I found out the shred of hope I had left was warranted. There was nothing I could do about the vandalism or the time I had to spend fixing it, but simply writing about the situation in hopes it would prompt someone into action actually worked.

As it turns out, my survey vandal (more accurately vandals, as I would find out) had that sense of right and wrong I assumed was lost on everyone. The vandals came to me, prompted by the column, and told me why they had corrupted my survey with 7,711 identical responses. They told me their actions weren't malicious. They even asked if they could help fix the situation in any way.

But best of all, they came to me and apologized for their actions.

I couldn't have hoped for such an amazing reaction to the column. In my pessimistic mood, the odds of my writing spurring something positive instead of more and more negativity were about as good as the odds that Gov. Sarah Palin would finally show her intellectual side. There was a slight chance at best, but in both cases the resignation that my optimism probably wouldn't come to anything was almost immediate. Thankfully, that feeling was quickly changed when the vandals did the right thing.
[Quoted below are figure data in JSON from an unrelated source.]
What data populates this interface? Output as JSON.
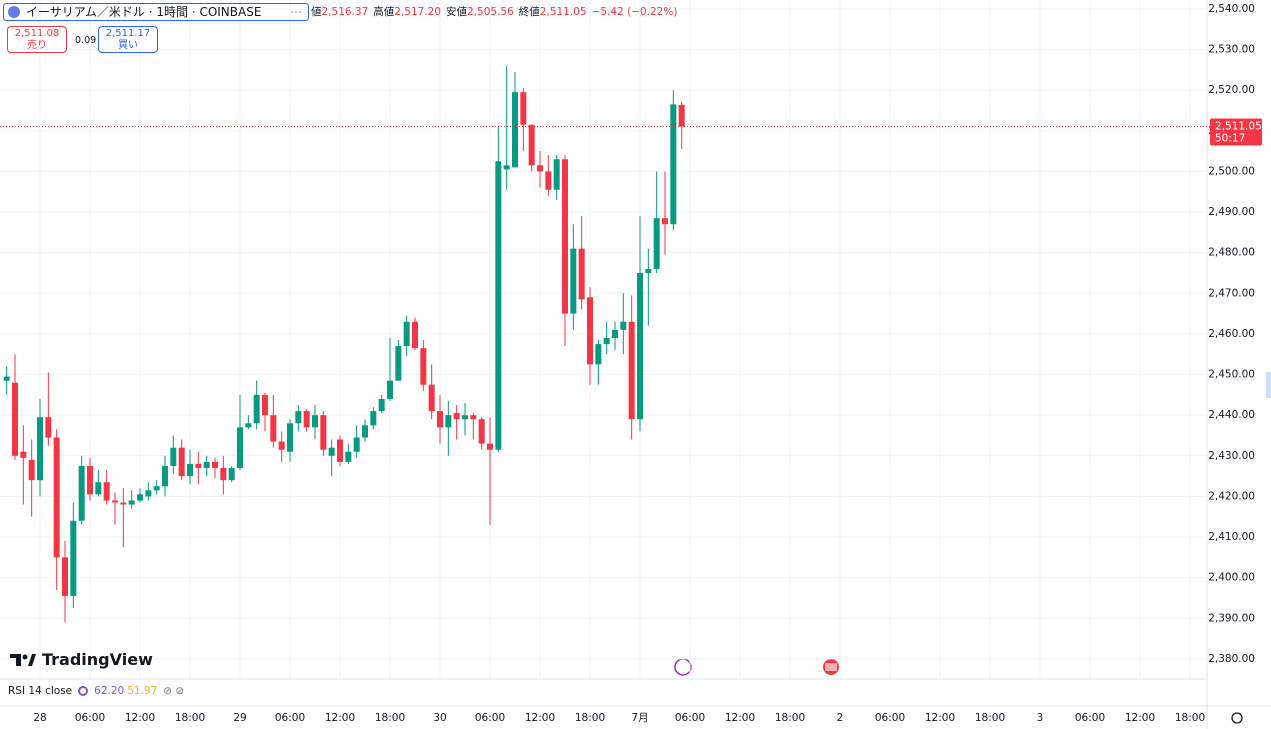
{
  "header": {
    "symbol": "イーサリアム／米ドル · 1時間 · COINBASE",
    "ohlc": [
      {
        "label": "値",
        "value": "2,516.37"
      },
      {
        "label": "高値",
        "value": "2,517.20"
      },
      {
        "label": "安値",
        "value": "2,505.56"
      },
      {
        "label": "終値",
        "value": "2,511.05"
      }
    ],
    "change": "−5.42 (−0.22%)"
  },
  "order": {
    "sell_price": "2,511.08",
    "sell": "売り",
    "spread": "0.09",
    "buy_price": "2,511.17",
    "buy": "買い"
  },
  "indicator": {
    "name": "RSI 14 close",
    "values": [
      "62.20",
      "51.97"
    ]
  },
  "brand": "TradingView",
  "chart_data": {
    "type": "candlestick",
    "up_color": "#089981",
    "down_color": "#f23645",
    "grid": true,
    "ylim": [
      2375.3,
      2542.2
    ],
    "yticks": [
      {
        "value": 2380,
        "label": "2,380.00"
      },
      {
        "value": 2390,
        "label": "2,390.00"
      },
      {
        "value": 2400,
        "label": "2,400.00"
      },
      {
        "value": 2410,
        "label": "2,410.00"
      },
      {
        "value": 2420,
        "label": "2,420.00"
      },
      {
        "value": 2430,
        "label": "2,430.00"
      },
      {
        "value": 2440,
        "label": "2,440.00"
      },
      {
        "value": 2450,
        "label": "2,450.00"
      },
      {
        "value": 2460,
        "label": "2,460.00"
      },
      {
        "value": 2470,
        "label": "2,470.00"
      },
      {
        "value": 2480,
        "label": "2,480.00"
      },
      {
        "value": 2490,
        "label": "2,490.00"
      },
      {
        "value": 2500,
        "label": "2,500.00"
      },
      {
        "value": 2510,
        "label": "2,510.00"
      },
      {
        "value": 2520,
        "label": "2,520.00"
      },
      {
        "value": 2530,
        "label": "2,530.00"
      },
      {
        "value": 2540,
        "label": "2,540.00"
      }
    ],
    "last_price": {
      "value": 2511.05,
      "label": "2,511.05"
    },
    "countdown": "50:17",
    "categories": [
      null,
      null,
      null,
      null,
      "28",
      null,
      null,
      null,
      null,
      null,
      "06:00",
      null,
      null,
      null,
      null,
      null,
      "12:00",
      null,
      null,
      null,
      null,
      null,
      "18:00",
      null,
      null,
      null,
      null,
      null,
      "29",
      null,
      null,
      null,
      null,
      null,
      "06:00",
      null,
      null,
      null,
      null,
      null,
      "12:00",
      null,
      null,
      null,
      null,
      null,
      "18:00",
      null,
      null,
      null,
      null,
      null,
      "30",
      null,
      null,
      null,
      null,
      null,
      "06:00",
      null,
      null,
      null,
      null,
      null,
      "12:00",
      null,
      null,
      null,
      null,
      null,
      "18:00",
      null,
      null,
      null,
      null,
      null,
      "7月",
      null,
      null,
      null,
      null,
      null,
      "06:00",
      null,
      null,
      null,
      null,
      null,
      "12:00",
      null,
      null,
      null,
      null,
      null,
      "18:00",
      null,
      null,
      null,
      null,
      null,
      "2",
      null,
      null,
      null,
      null,
      null,
      "06:00",
      null,
      null,
      null,
      null,
      null,
      "12:00",
      null,
      null,
      null,
      null,
      null,
      "18:00",
      null,
      null,
      null,
      null,
      null,
      "3",
      null,
      null,
      null,
      null,
      null,
      "06:00",
      null,
      null,
      null,
      null,
      null,
      "12:00",
      null,
      null,
      null,
      null,
      null,
      "18:00"
    ],
    "open": [
      2448.5,
      2448,
      2431,
      2429,
      2424,
      2439.5,
      2434.5,
      2405,
      2395.5,
      2414,
      2427.5,
      2420.5,
      2423.5,
      2419,
      2418.5,
      2418,
      2419,
      2420,
      2421.5,
      2422.5,
      2427.5,
      2432,
      2425,
      2428,
      2427,
      2428.5,
      2427,
      2424,
      2427,
      2437,
      2438,
      2445,
      2440,
      2433.5,
      2431,
      2438,
      2441,
      2437,
      2440,
      2430,
      2434,
      2428.5,
      2431,
      2434.5,
      2437.5,
      2441,
      2444,
      2448.5,
      2457,
      2463,
      2456.5,
      2447.5,
      2441,
      2437,
      2440.5,
      2439,
      2440,
      2439,
      2433,
      2431.5,
      2500.5,
      2501,
      2519.5,
      2511.5,
      2501.5,
      2500,
      2495.5,
      2503,
      2465,
      2481,
      2469,
      2452.5,
      2457.5,
      2459,
      2461,
      2463,
      2439,
      2475,
      2476,
      2488.5,
      2487,
      2516.37,
      null,
      null,
      null,
      null,
      null,
      null,
      null,
      null,
      null,
      null,
      null,
      null,
      null,
      null,
      null,
      null,
      null,
      null,
      null,
      null,
      null,
      null,
      null,
      null,
      null,
      null,
      null,
      null,
      null,
      null,
      null,
      null,
      null,
      null,
      null,
      null,
      null,
      null,
      null,
      null,
      null,
      null,
      null,
      null,
      null,
      null,
      null,
      null,
      null,
      null,
      null,
      null,
      null,
      null,
      null,
      null,
      null,
      null,
      null,
      null,
      null
    ],
    "high": [
      2452,
      2455,
      2437.5,
      2434,
      2444,
      2450.5,
      2436.5,
      2409,
      2418.5,
      2430,
      2429.5,
      2426.5,
      2426.5,
      2421,
      2422,
      2421.5,
      2422,
      2423.5,
      2424,
      2430,
      2435,
      2434,
      2431.5,
      2431,
      2430,
      2429.5,
      2430,
      2427.5,
      2445,
      2440,
      2448.5,
      2445.5,
      2445,
      2436,
      2439,
      2442.5,
      2441.5,
      2442.5,
      2441,
      2434,
      2435,
      2433,
      2437.5,
      2439,
      2442,
      2445,
      2459,
      2458.5,
      2464.5,
      2464,
      2458.5,
      2452.5,
      2445,
      2443.5,
      2442.5,
      2443,
      2440.5,
      2439.5,
      2439.5,
      2511,
      2526,
      2524.5,
      2520.5,
      2511.5,
      2505,
      2504,
      2504,
      2504,
      2487,
      2489,
      2471.5,
      2458.5,
      2463,
      2463,
      2470,
      2469.5,
      2489,
      2481,
      2500,
      2500,
      2520,
      2517.2,
      null,
      null,
      null,
      null,
      null,
      null,
      null,
      null,
      null,
      null,
      null,
      null,
      null,
      null,
      null,
      null,
      null,
      null,
      null,
      null,
      null,
      null,
      null,
      null,
      null,
      null,
      null,
      null,
      null,
      null,
      null,
      null,
      null,
      null,
      null,
      null,
      null,
      null,
      null,
      null,
      null,
      null,
      null,
      null,
      null,
      null,
      null,
      null,
      null,
      null,
      null,
      null,
      null,
      null,
      null,
      null,
      null,
      null,
      null,
      null,
      null
    ],
    "low": [
      2445,
      2429,
      2418,
      2415,
      2420,
      2432.5,
      2397,
      2389,
      2392.5,
      2413,
      2419,
      2420,
      2418,
      2413,
      2407.5,
      2417,
      2418.5,
      2419,
      2420.5,
      2420,
      2425.5,
      2424,
      2423,
      2423,
      2425,
      2424.5,
      2420.5,
      2423.5,
      2426.5,
      2436.5,
      2436.5,
      2436,
      2432,
      2428.5,
      2428.5,
      2436,
      2436,
      2434,
      2430,
      2425,
      2427.5,
      2428,
      2429.5,
      2433.5,
      2436.5,
      2440.5,
      2443.5,
      2448.5,
      2454.5,
      2456,
      2446,
      2439,
      2433,
      2430,
      2434,
      2435,
      2434,
      2431.5,
      2413,
      2431,
      2495.5,
      2501,
      2505,
      2500,
      2496,
      2494,
      2493,
      2457,
      2461,
      2466,
      2447.5,
      2447.5,
      2455,
      2456,
      2455,
      2434,
      2436,
      2462,
      2475,
      2479.5,
      2485.5,
      2505.56,
      null,
      null,
      null,
      null,
      null,
      null,
      null,
      null,
      null,
      null,
      null,
      null,
      null,
      null,
      null,
      null,
      null,
      null,
      null,
      null,
      null,
      null,
      null,
      null,
      null,
      null,
      null,
      null,
      null,
      null,
      null,
      null,
      null,
      null,
      null,
      null,
      null,
      null,
      null,
      null,
      null,
      null,
      null,
      null,
      null,
      null,
      null,
      null,
      null,
      null,
      null,
      null,
      null,
      null,
      null,
      null,
      null,
      null,
      null,
      null,
      null
    ],
    "close": [
      2449.5,
      2430,
      2429.5,
      2424,
      2439.5,
      2434.5,
      2405,
      2395.5,
      2414,
      2427.5,
      2420.5,
      2423.5,
      2419,
      2418.5,
      2418,
      2419,
      2420.5,
      2421.5,
      2422.5,
      2427.5,
      2432,
      2425,
      2428,
      2427,
      2428.5,
      2427,
      2424,
      2427,
      2437,
      2438,
      2445,
      2440,
      2433.5,
      2431.5,
      2438,
      2441,
      2437,
      2440,
      2431.5,
      2432,
      2428.5,
      2431,
      2434.5,
      2437.5,
      2441,
      2444,
      2448.5,
      2457,
      2463,
      2456.5,
      2447.5,
      2441,
      2437,
      2440,
      2439,
      2440,
      2439,
      2433,
      2431.5,
      2502.5,
      2501.5,
      2519.5,
      2511.5,
      2501.5,
      2500,
      2495.5,
      2503,
      2465,
      2481,
      2468.5,
      2452.5,
      2457.5,
      2459,
      2461,
      2463,
      2439,
      2475,
      2476,
      2488.5,
      2487,
      2516.5,
      2511.05,
      null,
      null,
      null,
      null,
      null,
      null,
      null,
      null,
      null,
      null,
      null,
      null,
      null,
      null,
      null,
      null,
      null,
      null,
      null,
      null,
      null,
      null,
      null,
      null,
      null,
      null,
      null,
      null,
      null,
      null,
      null,
      null,
      null,
      null,
      null,
      null,
      null,
      null,
      null,
      null,
      null,
      null,
      null,
      null,
      null,
      null,
      null,
      null,
      null,
      null,
      null,
      null,
      null,
      null,
      null,
      null,
      null,
      null,
      null,
      null,
      null
    ]
  }
}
Before all this happened, I was on the road to unhappiness. People were inherently bad, and any good that was done was because of mere happenstance and nothing more. The survey vandalism and the events that followed reminded me that no matter what's piling up, everyone should start their day with the basic premise that things are going to go well and people are basically good.

The reaffirmation of the good that most people carry around on a daily basis was nothing short of miraculous. Suddenly, where there had been poor thoughts and even poorer attitudes there was a healthy outlook that fueled a more productive lifestyle. If people were willing to recognize the wrong in their ways and admit it, then anything was possible. From now on, it's something I'll hold on to, and I hope you do too.

Now if professors would only realize that it's more positive when students have less coursework to do, the world would be nearly perfect.